Download or read book Scepticism and belief in English witchcraft drama 1538 1681 written by Eric Pudney and published by Manchester University Press. This book was released on 2019-03-14 with total page 326 pages. Available in PDF, EPUB and Kindle. Book excerpt: Winner of the 2019 Warburg Prize from the Royal Swedish Academy of Letters, History and Antiquities for an outstanding work of literary history This is a study of the representation of witches in early modern English drama, organised around the themes of scepticism and belief. It covers the entire early modern period, including the Restoration, and pays particular attention to three plays in which witchcraft is central: The Witch of Edmonton (1621), The Late Lancashire Witches (1634) and The Lancashire Witches (1681).
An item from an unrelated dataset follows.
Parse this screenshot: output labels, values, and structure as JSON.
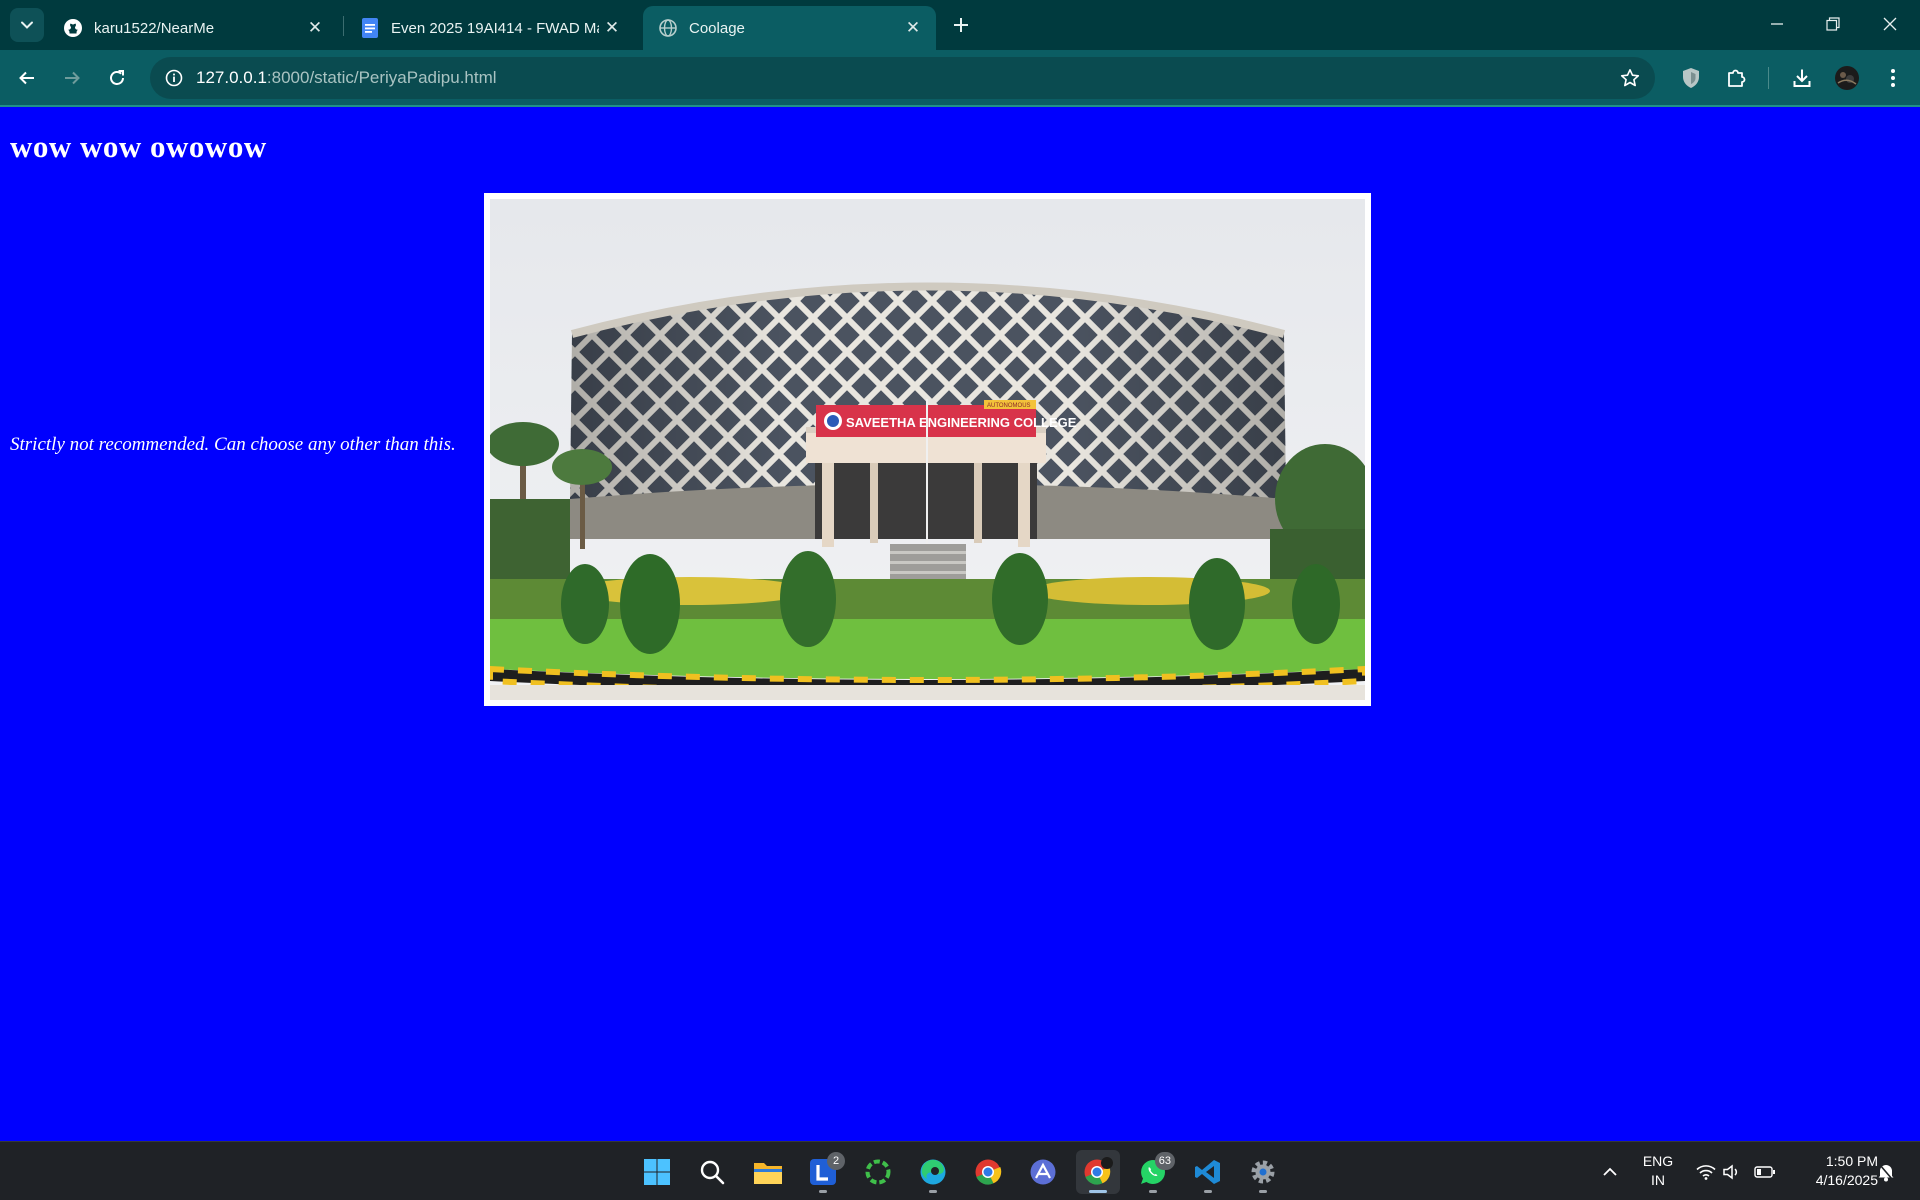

Always a controversial issue, witchcraft has traditionally been seen in terms of a debate between ‘sceptics’ and ‘believers’. This book argues instead that, while the concepts of scepticism and belief are central to an understanding of early modern witchcraft, they are more fruitfully understood not as static and mutually exclusive positions within the witchcraft debate, but as rhetorical tools used by both sides.

Book Scepticism and Belief in English Witchcraft Drama  1538 1681

Download or read book Scepticism and Belief in English Witchcraft Drama 1538 1681 written by Eric Pudney and published by . This book was released on 2019 with total page 360 pages. Available in PDF, EPUB and Kindle. Book excerpt: This book situates witchcraft drama within its cultural and intellectual context, highlighting the centrality of scepticism and belief in witchcraft to the genre. It is argued that these categories are most fruitfully understood not as static and mutually exclusive positions within the debate around witchcraft, but as rhetorical tools used within it. In drama, too, scepticism and belief are vital issues. The psychology of the witch character is characterised by a combination of impious scepticism towards God and credulous belief in the tricks of the witch's master, the devil. Plays which present plausible depictions of witches typically use scepticism as a support: the witch's power is subject to important limitations which make it easier to believe. Plays that take witchcraft less seriously present witches with unrestrained power, an excess of belief which ultimately induces scepticism. But scepticism towards witchcraft can become a veneer of rationality concealing other beliefs that pass without sceptical examination. The theatrical representation of witchcraft powerfully demonstrates its uncertain status as a historical and intellectual phenomenon; belief and scepticism in witchcraft drama are always found together, in creative tension with one another.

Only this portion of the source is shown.